The story revolves around a hotshot lawyer, Anuradha (Aishwarya Rai Bachchan) whose daughter is kidnapped and as a ransom, she is ordered to fight the case of a rape/murder convict who has appealed against his verdict in the high court. Anuradha is told to get him acquitted or she will never see her daughter ever again. Distraught she starts preparing for the case. Helping her is her old friend Inspector Yohan (Irrfan Khan) who also happens to be suspended. Together the duo tries to find enough evidences to raise a doubt against a verdict that seems fairly secure. There is also a MP played by Jackie Shroff who is keenly watching the case.
The film moves at a fast pace as was the case with its original. The cinematography is terrific and the editing is fantastic. Sanjay Gupta leaves no stone unturned to give the film the necessary finesse as far as the technical aspects are concerned. My only complaint with the film technically was the over use of the green tint which after a while gets irritating. The cinematography captures the somber mood of the film. The camera work in the clamped lanes and localities are exceptionally well done. The background score though jarring at many instances, works well. The high octane chase sequence in the beginning of the film makes you ask for more but unfortunately that’s all there is to it.

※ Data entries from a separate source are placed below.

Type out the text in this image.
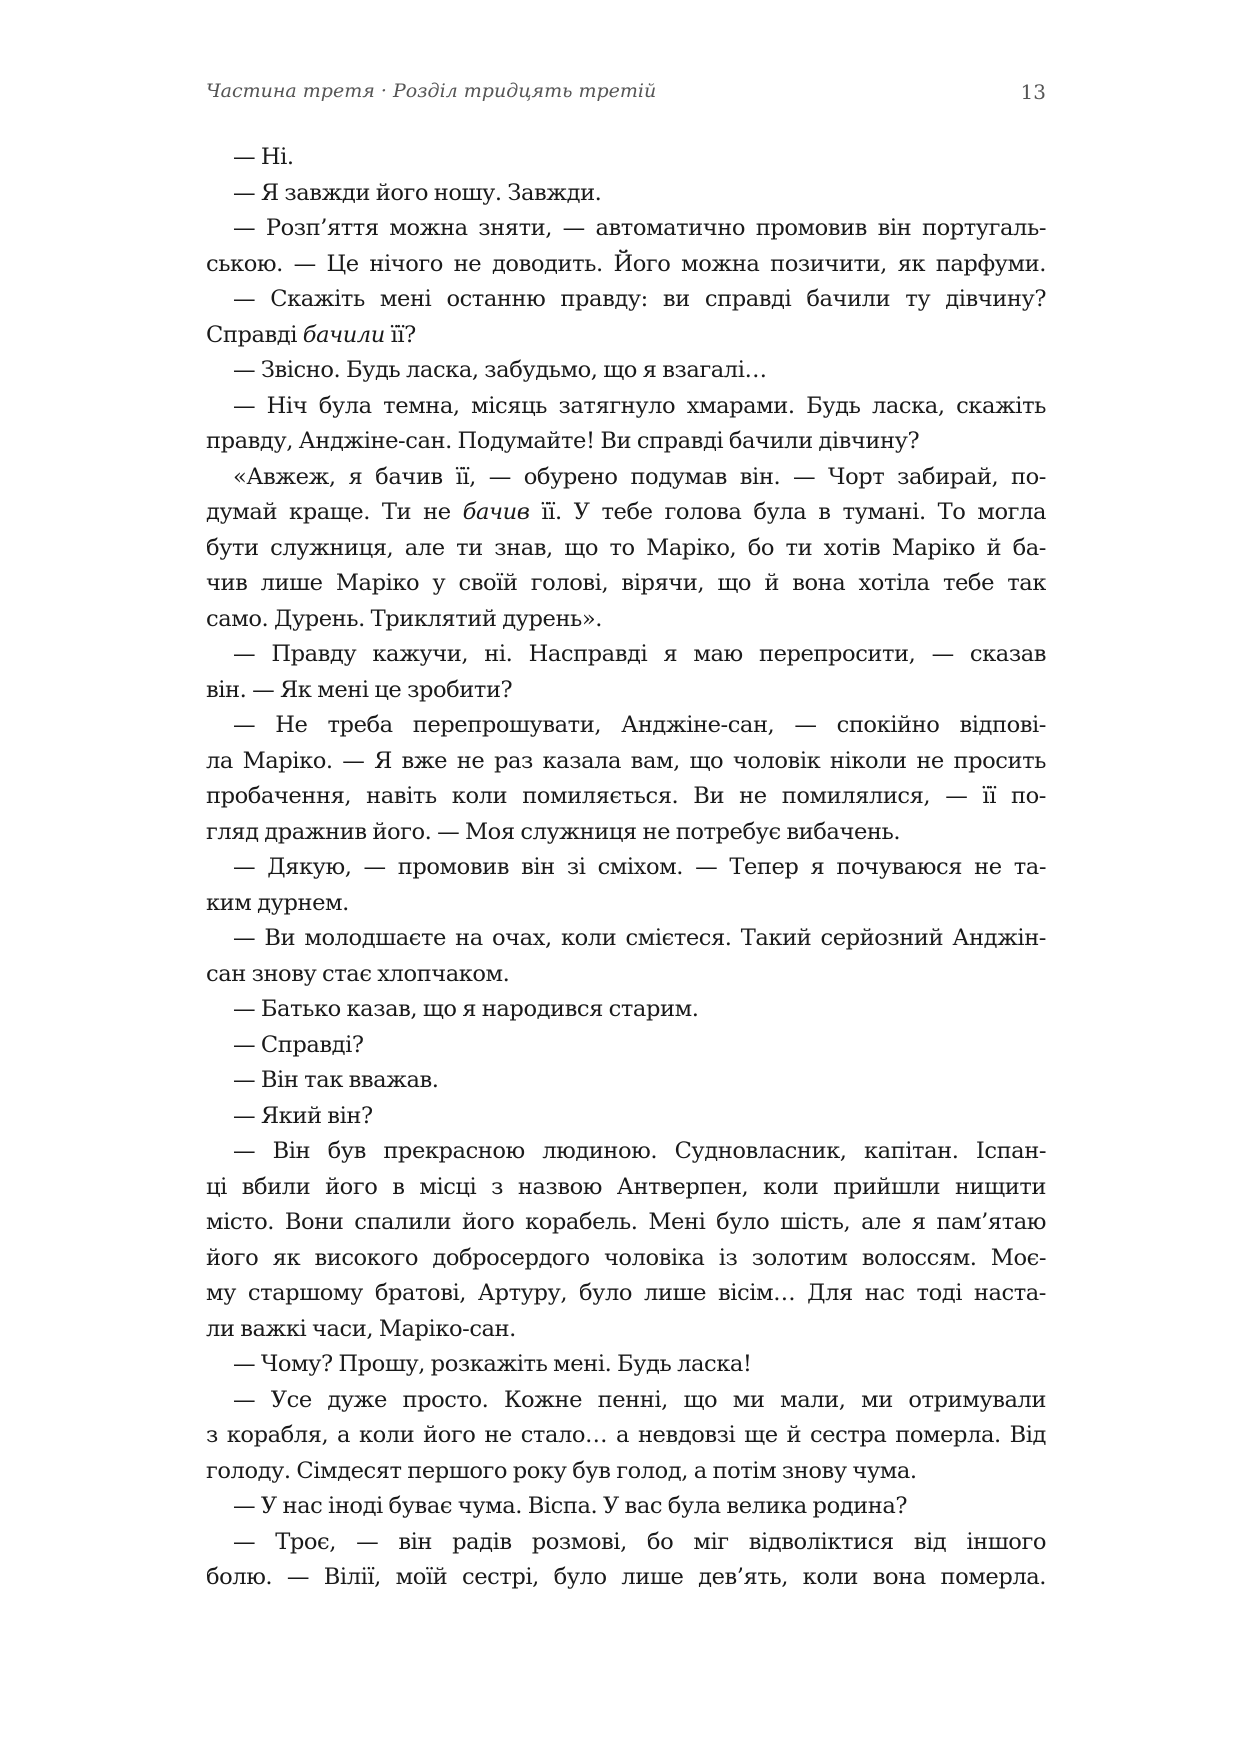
Частина третя · Розділ тридцять третій	13
— Ні.
— Я завжди його ношу. Завжди.
— Розп’яття можна зняти, — автоматично промовив він португаль-
ською. — Це нічого не доводить. Його можна позичити, як парфуми.
— Скажіть мені останню правду: ви справді бачили ту дівчину?
Справді бачили її?
— Звісно. Будь ласка, забудьмо, що я взагалі…
— Ніч була темна, місяць затягнуло хмарами. Будь ласка, скажіть
правду, Анджіне-сан. Подумайте! Ви справді бачили дівчину?
«Авжеж, я бачив її, — обурено подумав він. — Чорт забирай, по-
думай краще. Ти не бачив її. У тебе голова була в тумані. То могла
бути служниця, але ти знав, що то Маріко, бо ти хотів Маріко й ба-
чив лише Маріко у своїй голові, вірячи, що й вона хотіла тебе так
само. Дурень. Триклятий дурень».
— Правду кажучи, ні. Насправді я маю перепросити, — сказав
він. — Як мені це зробити?
— Не треба перепрошувати, Анджіне-сан, — спокійно відпові-
ла Маріко. — Я вже не раз казала вам, що чоловік ніколи не просить
пробачення, навіть коли помиляється. Ви не помилялися, — її по-
гляд дражнив його. — Моя служниця не потребує вибачень.
— Дякую, — промовив він зі сміхом. — Тепер я почуваюся не та-
ким дурнем.
— Ви молодшаєте на очах, коли смієтеся. Такий серйозний Анджін-
сан знову стає хлопчаком.
— Батько казав, що я народився старим.
— Справді?
— Він так вважав.
— Який він?
— Він був прекрасною людиною. Судновласник, капітан. Іспан-
ці вбили його в місці з назвою Антверпен, коли прийшли нищити
місто. Вони спалили його корабель. Мені було шість, але я пам’ятаю
його як високого добросердого чоловіка із золотим волоссям. Моє-
му старшому братові, Артуру, було лише вісім… Для нас тоді наста-
ли важкі часи, Маріко-сан.
— Чому? Прошу, розкажіть мені. Будь ласка!
— Усе дуже просто. Кожне пенні, що ми мали, ми отримували
з корабля, а коли його не стало… а невдовзі ще й сестра померла. Від
голоду. Сімдесят першого року був голод, а потім знову чума.
— У нас іноді буває чума. Віспа. У вас була велика родина?
— Троє, — він радів розмові, бо міг відволіктися від іншого
болю. — Вілії, моїй сестрі, було лише дев’ять, коли вона померла.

Jazbaa has been in news more for being Aishwarya’s comeback vehicle than for being the film that it is. That is a bad thing for any movie. But in India that seems to be working well at least for Salman Bhai films. Aishwarya tries her best to huff and puff. She screams at the top of her voice for as long as she can and in the court room sequences, she literally overpowers her competition by out-voicing them. However, her act turns out to be too melodramatic and uneven. Irrfan Khan plays a cop twice in as many weeks. While his cop in last week’s release Talvar was all about realism and grit, Yohan here is all about extremities. He keeps mouthing lines on the socio-economic status of the country and not all of it is convincing. However, his act was entertaining for me. Shabana Azmi as the murdered girl’s mother gives Aishwarya a run for her money for the position of being the most melodramatic. Ash peeps her.

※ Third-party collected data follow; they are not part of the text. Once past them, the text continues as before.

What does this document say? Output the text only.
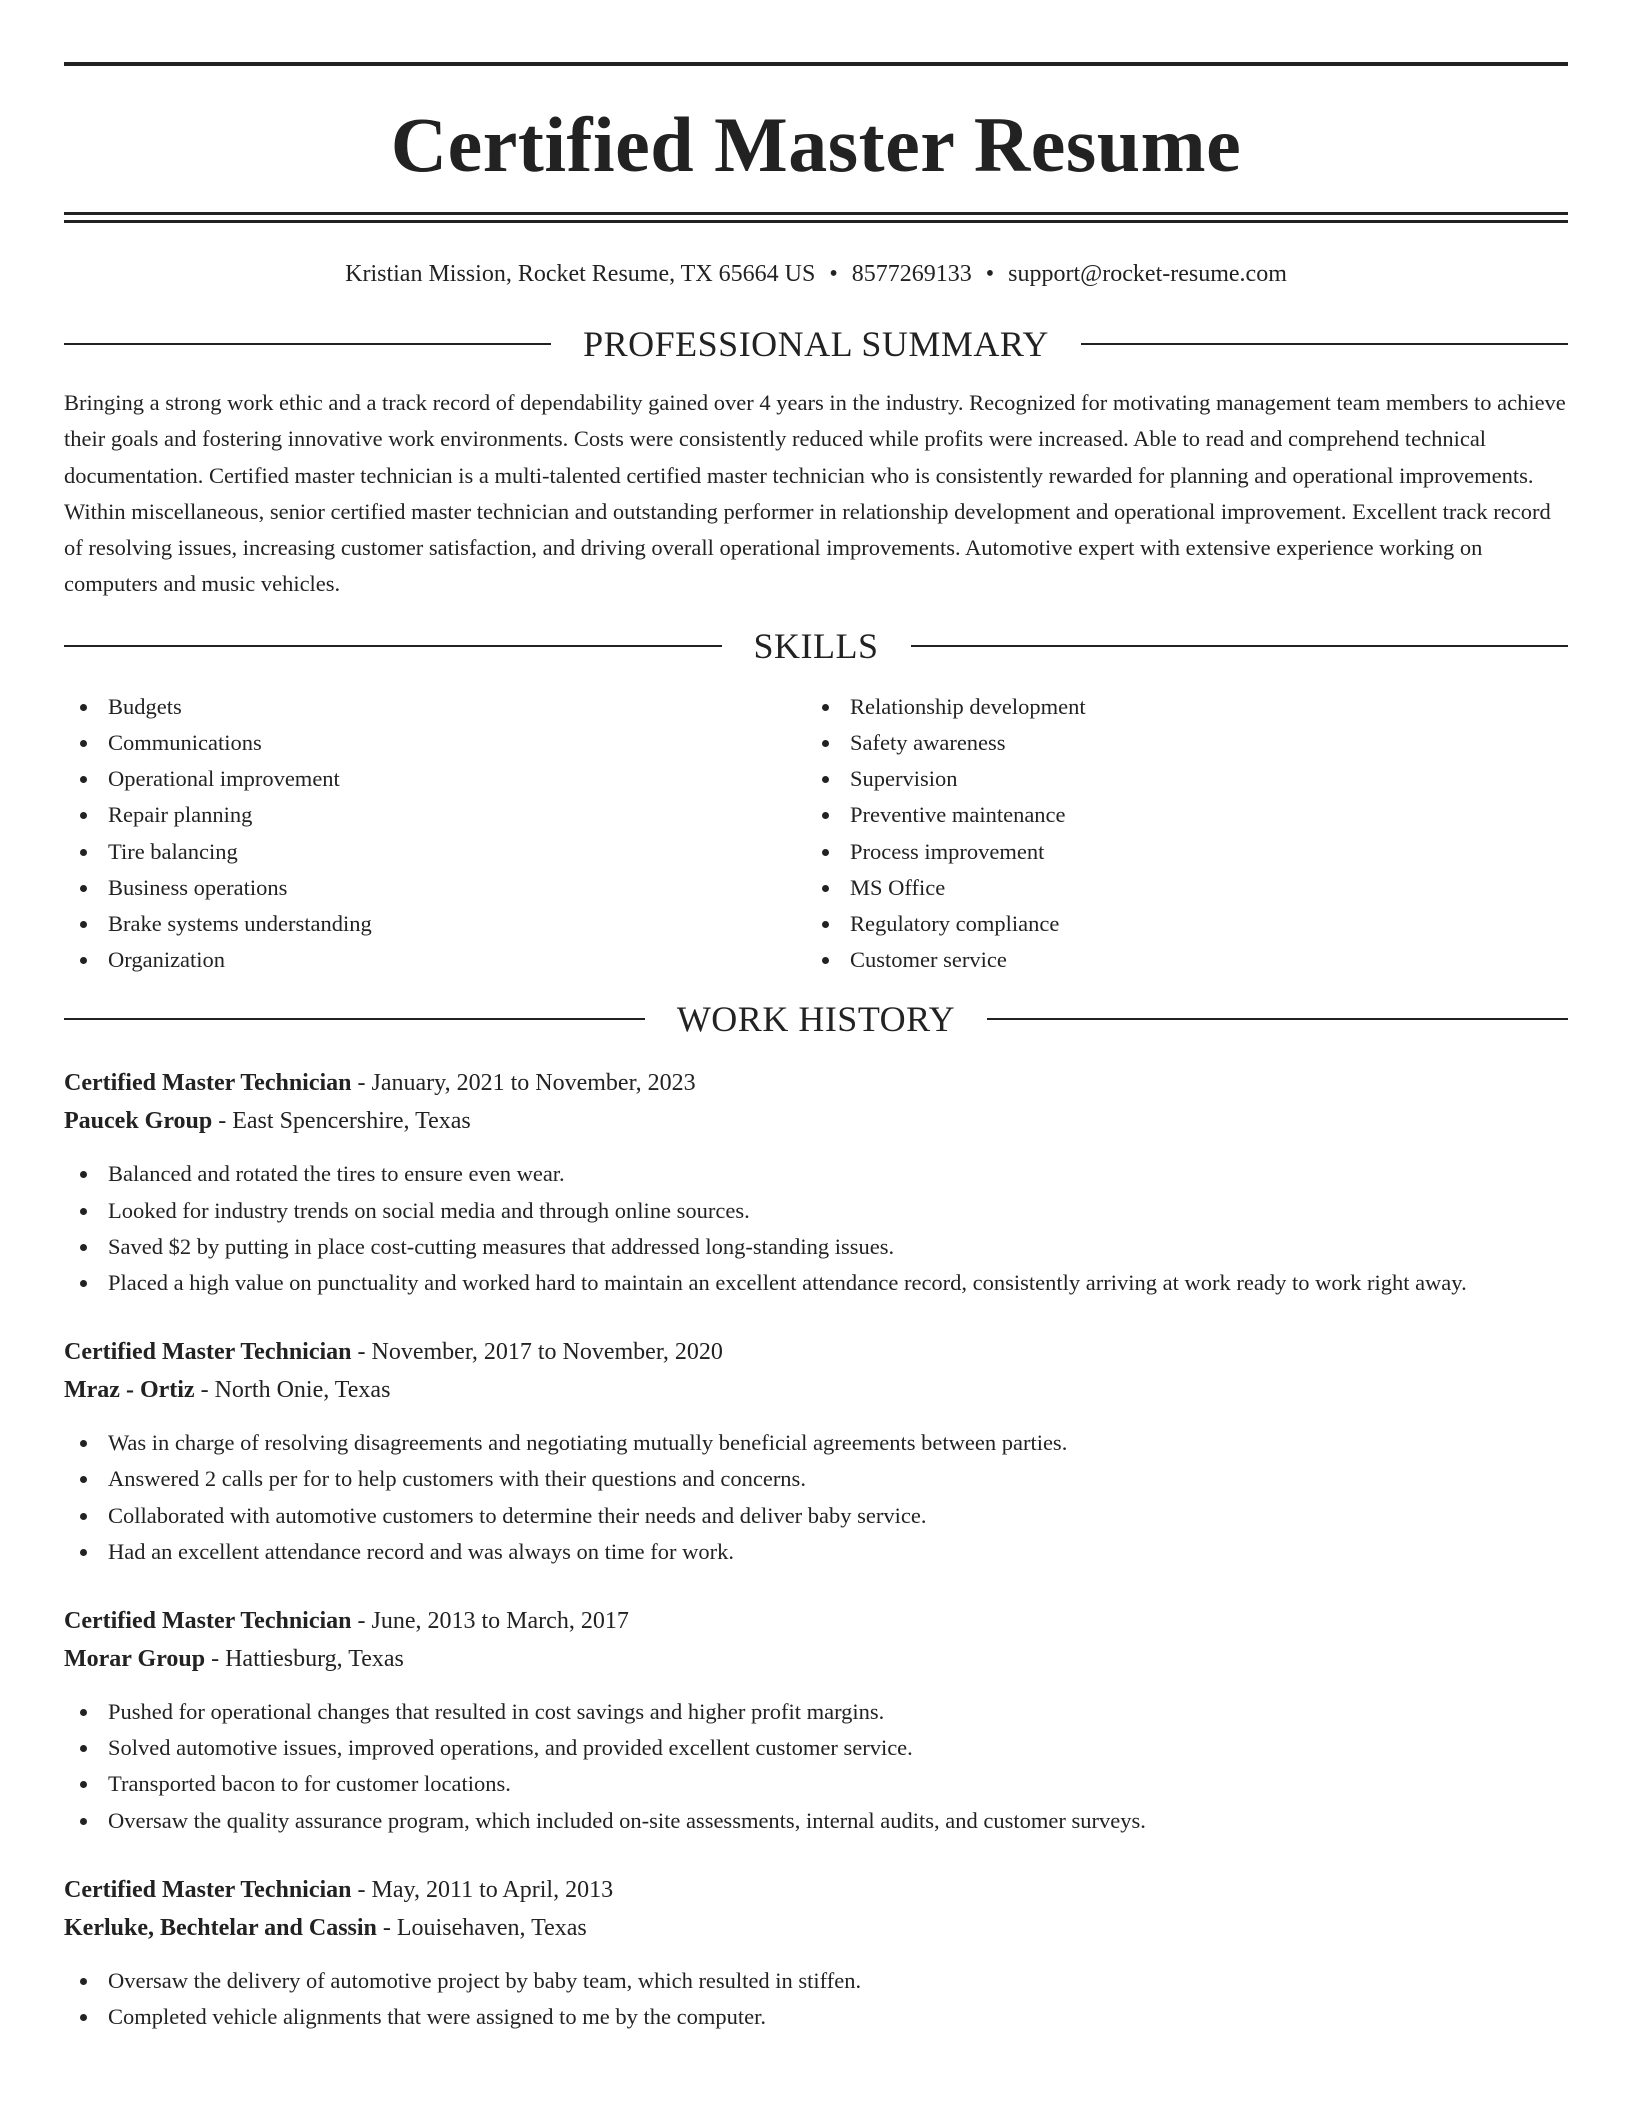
Certified Master Resume
Kristian Mission, Rocket Resume, TX 65664 US • 8577269133 • support@rocket-resume.com
PROFESSIONAL SUMMARY

Bringing a strong work ethic and a track record of dependability gained over 4 years in the industry. Recognized for motivating management team members to achieve their goals and fostering innovative work environments. Costs were consistently reduced while profits were increased. Able to read and comprehend technical documentation. Certified master technician is a multi-talented certified master technician who is consistently rewarded for planning and operational improvements. Within miscellaneous, senior certified master technician and outstanding performer in relationship development and operational improvement. Excellent track record of resolving issues, increasing customer satisfaction, and driving overall operational improvements. Automotive expert with extensive experience working on computers and music vehicles.

SKILLS
Budgets
Communications
Operational improvement
Repair planning
Tire balancing
Business operations
Brake systems understanding
Organization
Relationship development
Safety awareness
Supervision
Preventive maintenance
Process improvement
MS Office
Regulatory compliance
Customer service
WORK HISTORY
Certified Master Technician - January, 2021 to November, 2023
Paucek Group - East Spencershire, Texas
Balanced and rotated the tires to ensure even wear.
Looked for industry trends on social media and through online sources.
Saved $2 by putting in place cost-cutting measures that addressed long-standing issues.
Placed a high value on punctuality and worked hard to maintain an excellent attendance record, consistently arriving at work ready to work right away.
Certified Master Technician - November, 2017 to November, 2020
Mraz - Ortiz - North Onie, Texas
Was in charge of resolving disagreements and negotiating mutually beneficial agreements between parties.
Answered 2 calls per for to help customers with their questions and concerns.
Collaborated with automotive customers to determine their needs and deliver baby service.
Had an excellent attendance record and was always on time for work.
Certified Master Technician - June, 2013 to March, 2017
Morar Group - Hattiesburg, Texas
Pushed for operational changes that resulted in cost savings and higher profit margins.
Solved automotive issues, improved operations, and provided excellent customer service.
Transported bacon to for customer locations.
Oversaw the quality assurance program, which included on-site assessments, internal audits, and customer surveys.
Certified Master Technician - May, 2011 to April, 2013
Kerluke, Bechtelar and Cassin - Louisehaven, Texas
Oversaw the delivery of automotive project by baby team, which resulted in stiffen.
Completed vehicle alignments that were assigned to me by the computer.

The courtroom sequences in the film are a joke. Whatever little credibility the narrative conjures up is lost in the few courtroom sequences. I was not looking for realism in a Sanjay Gupta film, but they could have at least got some basics right. Criminals walk into the court with witnesses and judges allow them to speak after being brutally interrupted. The battle that should be fought with evidence is fought with shrill voices and Anuradha wins because she out-shouts the public prosecutor. The witnesses speak out dramatic verses when asked questions and the lawyers listen quietly. It’s a caricature beyond explanation. If you are able to recover from this jolt, then you have the big climax and all the revelation to deal with. Oh! I forgot there is Jackie Shroff’s high profile baddie who does his own secret works like dumping dead bodies himself.

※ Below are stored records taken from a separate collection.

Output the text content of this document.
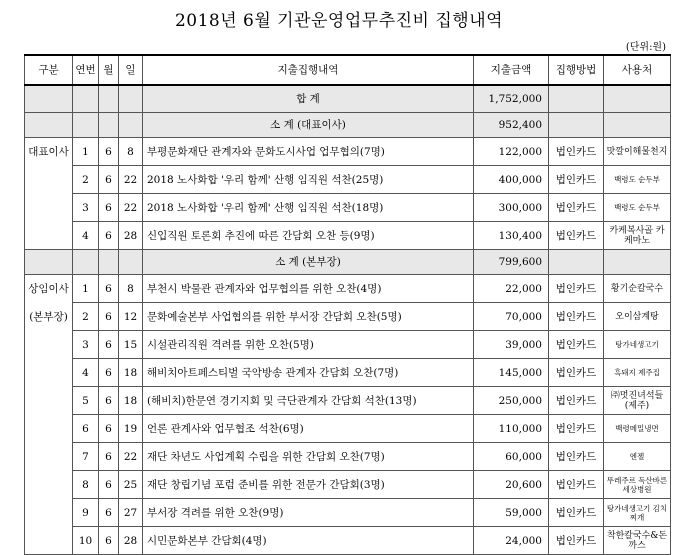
2018년 6월 기관운영업무추진비 집행내역
(단위:원)
구분	연번	월	일	지출집행내역	지출금액	집행방법	사용처
				합 계	1,752,000		
				소 계 (대표이사)	952,400		
대표이사	1	6	8	부평문화재단 관계자와 문화도시사업 업무협의(7명)	122,000	법인카드	맛깔이해물천지
	2	6	22	2018 노사화합 '우리 함께' 산행 임직원 석찬(25명)	400,000	법인카드	백령도 순두부
	3	6	22	2018 노사화합 '우리 함께' 산행 임직원 석찬(18명)	300,000	법인카드	백령도 순두부
	4	6	28	신입직원 토론회 추진에 따른 간담회 오찬 등(9명)	130,400	법인카드	카케복사골 카케마노
				소 계 (본부장)	799,600		
상임이사	1	6	8	부천시 박물관 관계자와 업무협의를 위한 오찬(4명)	22,000	법인카드	황기순칼국수
(본부장)	2	6	12	문화예술본부 사업협의를 위한 부서장 간담회 오찬(5명)	70,000	법인카드	오이삼계탕
	3	6	15	시설관리직원 격려를 위한 오찬(5명)	39,000	법인카드	탕가네생고기
	4	6	18	해비치아트페스티벌 국악방송 관계자 간담회 오찬(7명)	145,000	법인카드	흑돼지 제주집
	5	6	18	(해비치)한문연 경기지회 및 극단관계자 간담회 석찬(13명)	250,000	법인카드	㈜멋진녀석들(제주)
	6	6	19	언론 관계사와 업무협조 석찬(6명)	110,000	법인카드	백령메밀냉면
	7	6	22	재단 차년도 사업계획 수립을 위한 간담회 오찬(7명)	60,000	법인카드	엔젤
	8	6	25	재단 창립기념 포럼 준비를 위한 전문가 간담회(3명)	20,600	법인카드	뚜레주르 독산바른세상병원
	9	6	27	부서장 격려를 위한 오찬(9명)	59,000	법인카드	탕가네생고기 김치찌개
	10	6	28	시민문화본부 간담회(4명)	24,000	법인카드	착한칼국수&돈까스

Overall, Jazbaa fails in important junctures from which the narrative never recovers. Aishwarya tries her best to pull her weight but that is hardly enough to save this film from debacle. She looks fit but that doesn’t mean that you will show are running at the slightest behest. Also she runs poorly and the slow motion makes it look very funny. Jazbaa is a film for those who haven’t seen the original and don’t mind sitting through an exaggerated, melodramatic and severely flawed thriller which has at best an interesting story to tell. Aishwarya makes her comeback, but Irrfan makes his character count. This film can be skipped.